Kenanga Research & Investment

Sime Darby - 1st Commercial Planting of Genome Select

kiasutrader
Publish date: Tue, 26 Apr 2016, 10:20 AM

We recently attended Sime Darby (SIME)’s Plantation segment’s first commercial field planting of its new Genome Select (GS) Seeds at Dusun Durian Estate, Banting. Although we are positive on the long-term contribution from the new planting material on production growth, we kept our UNDERPERFORM call on SIME as we believe short-term earnings prospects will be subdued due to negative FY16-17E FFB growth forecast and weak performance from non-Plantation segments. Our Target Price of RM7.15 is unchanged, based on Sum-of-Parts with the Plantation segment valued at 24.0x, in line with its bigcap planter peers.

Genome Select Seeds Commercial Planting. We recently attended SIME Plantation segment’s first commercial field planting of its new Genome Select (GS) Seeds at Dusun Durian Estate, Banting. According to management, the GS seedlings are screened for high yield with potential of producing more than 11.0MT CPO/ha (c.45MT FFB/ha), which is at least 15% above its current best planting material, Calix 600. We gather that SIME targets to ramp up its GS screening capacity to fully meet its Malaysian replanting requirement of 5% of planted area annually, which translates to about 15k ha/year, by 2023.
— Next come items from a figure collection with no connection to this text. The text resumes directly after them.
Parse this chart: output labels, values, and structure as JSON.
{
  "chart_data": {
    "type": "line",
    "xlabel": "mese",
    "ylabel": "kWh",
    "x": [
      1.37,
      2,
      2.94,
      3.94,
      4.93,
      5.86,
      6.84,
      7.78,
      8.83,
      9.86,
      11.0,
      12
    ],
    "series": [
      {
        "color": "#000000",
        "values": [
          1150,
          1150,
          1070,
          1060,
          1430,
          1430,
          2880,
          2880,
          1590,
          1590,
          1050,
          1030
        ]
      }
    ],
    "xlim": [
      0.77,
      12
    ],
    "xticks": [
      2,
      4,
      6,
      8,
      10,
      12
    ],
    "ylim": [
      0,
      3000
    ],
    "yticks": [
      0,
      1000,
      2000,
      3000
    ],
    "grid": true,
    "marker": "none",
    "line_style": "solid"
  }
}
Positive long-term prospects for Plantation… We are long-term positive on SIME’s R&D efforts, which should lead to continuous yield improvements over the long-run. Management mentioned that for the typical breeding cycle, production grows 8-10% every 10-14 years. However, using the GS material, SIME expects production to grow by 16% in the next production cycle. Based on this, we estimate a compound annual growth rate (CAGR) of 0.7% in a normal breeding cycle, compared to a CAGR of 1.2% with the GS material. Assuming SIME replants 5% of its planted area as well as plants 2k ha of new area annually, we expect the new planting material to yield 7.4m MT FFB/year in Malaysia by 2030, compared to ordinary material, which will likely yield 7.0m MT FFB/year.

…But short-term pain will continue. While we are positive on the Plantation segment’s long-term prospects, we note that last years’ dry weather has negatively impacted FFB production throughout the region, including SIME which has exposure in all key palm oil producing regions. In FY16-17E, we expect FFB growth of -10% and - 1% due to the lagged impact of dry weather. Meanwhile other segments are likely to see weak near-term performance as well. Property and Motors segments are currently seeing weak domestic demand due to tighter lending policies, while Industrial segment upside is limited given weak commodity prices and slower Chinese growth.

Maintain UNDERPERFORM with higher TP of RM7.75 based on Sum-of-Parts with an unchanged Plantation segment PER of 24.0x. Our Plantation segment target PER is in line with other large-cap planters. We update our TP to RM7.75 (from RM7.15) as we roll forward our valuation base year to FY17E for EPS of 33.3 sen. Our TP implies a Fwd. PER of 23.3x, or slightly below -0.5SD valuation. We believe this is fair, given SIME’s short-term negative FFB growth prospect as well as its weaker non-Plantation segments’ outlooks.